İbn Rüşd, devrin ve bölgenin geleneğine uygun olarak öğrenim hayatının ilk adımı olan okuma, yazma ve dil bilgisi ile temel dinî bilgileri babasından öğrendi. Hukuktan tıbba, matematikten felsefeye uzanan farklı alanlarda dönemin önde gelen bilginlerinden ders alan İbn Rüşd’ün ünlü hekim İbn Zühr ile olan yakın dostluğu, kendisinin tıp alanındaki başarılarında önemli rol oynamıştır.
11. yüzyılda İbni Sina İslam dünyasının doğu kesiminde Aristotelesçi felsefenin parlak yorumcusu ve felsefenin temsilcisi olmuş, fakat yüzyıl kadar sonra Gazali’nin eleştirileriyle İslam aleminde felsefe gözden düşmüştü.
XII. yüzyıl sonlarında Aristotelesçilik ve dolayısıyla felsefe, ama bu kez yeni Plantoncu unsurlardan arındırılmış olarak, İslam dünyasının batı ucunda, Endülüs’te ilk ve son savunucusunu buldu.
İbn-i Rüşd, bir yandan Aristoteles’in temel kitaplarına yazdığı şerhlerle, bir yandan da felsefe-din arasında bir uyuşmazlık değil, tersine bir bütünlük olduğunu, bu ikisinin bir tek gerçeğin iki ayrı anlatım ve kavrayış biçimi sayılması gerektiğini ortaya koymasıyla tanındı.
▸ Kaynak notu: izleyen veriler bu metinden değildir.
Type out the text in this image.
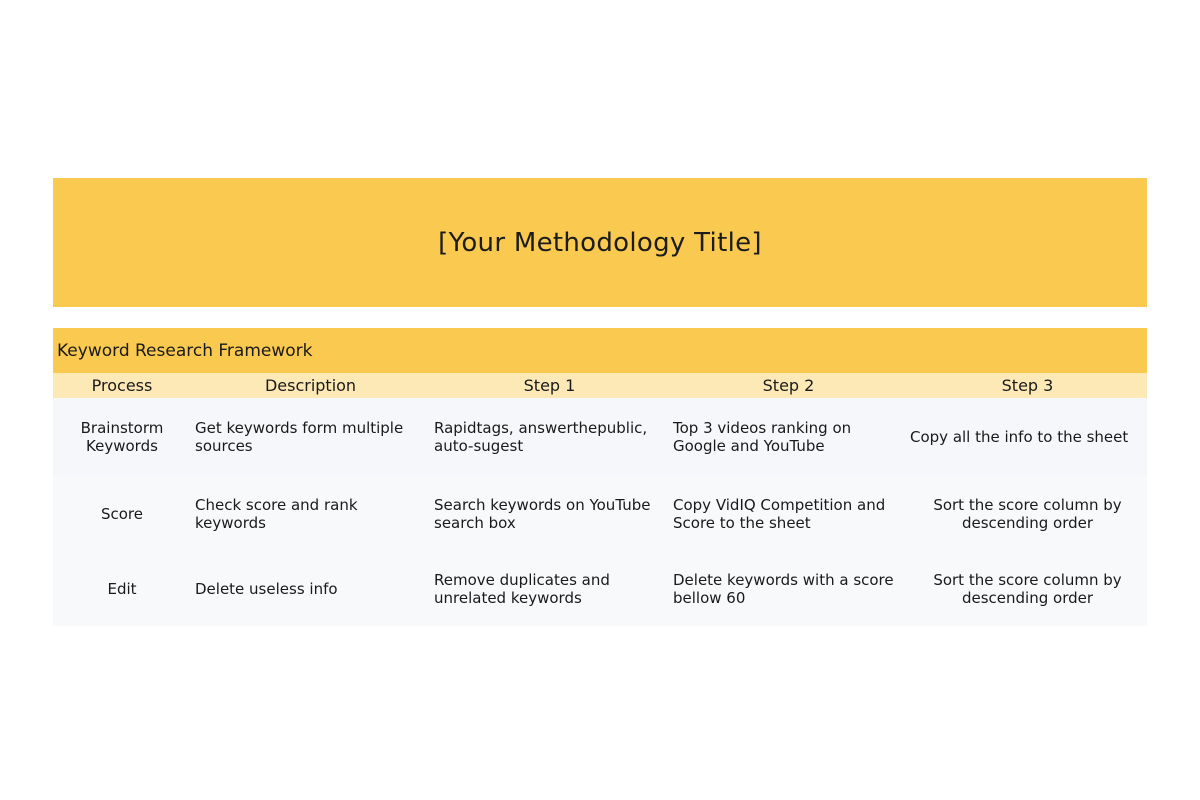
[Your Methodology Title]
Keyword Research Framework
Process	Description	Step 1	Step 2	Step 3
Brainstorm Keywords	Get keywords form multiple sources	Rapidtags, answerthepublic, auto-sugest	Top 3 videos ranking on Google and YouTube	Copy all the info to the sheet
Score	Check score and rank keywords	Search keywords on YouTube search box	Copy VidIQ Competition and Score to the sheet	Sort the score column by descending order
Edit	Delete useless info	Remove duplicates and unrelated keywords	Delete keywords with a score bellow 60	Sort the score column by descending order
Dinî ilimlerin yanı sıra tıp ve felsefe ile de yoğun olarak ilgilenen düşünür, ünlü hekim-filozof İbn Tufeyl tarafından hükümdar Yûsuf b. Abdülmü’min’le tanıştırıldıktan sonra onun teşvik ve desteğiyle Aristoteles’in eserleri üzerindeki çalışmalarını sürdürdü
Eserleri:
Külliyat (Aristoteles’in yapıtlarının yorumu); Tehafüt-üt Tehafüt (Çöküşün Çöküşü; Gazzalî’nin Tehafüt-ül- Felâsife [Felsefecilerin Çöküşü] adlı yapıtına karşı bir savunma); Kitab-ı Mabaad-üt-Tabia (Metafizik Üstüne Kitap); Fasl-ül-Makal v’el Keşf an Menahic-ül Edille (Mantıkla Kanıtların Ortaya Konması ve Açıklanması).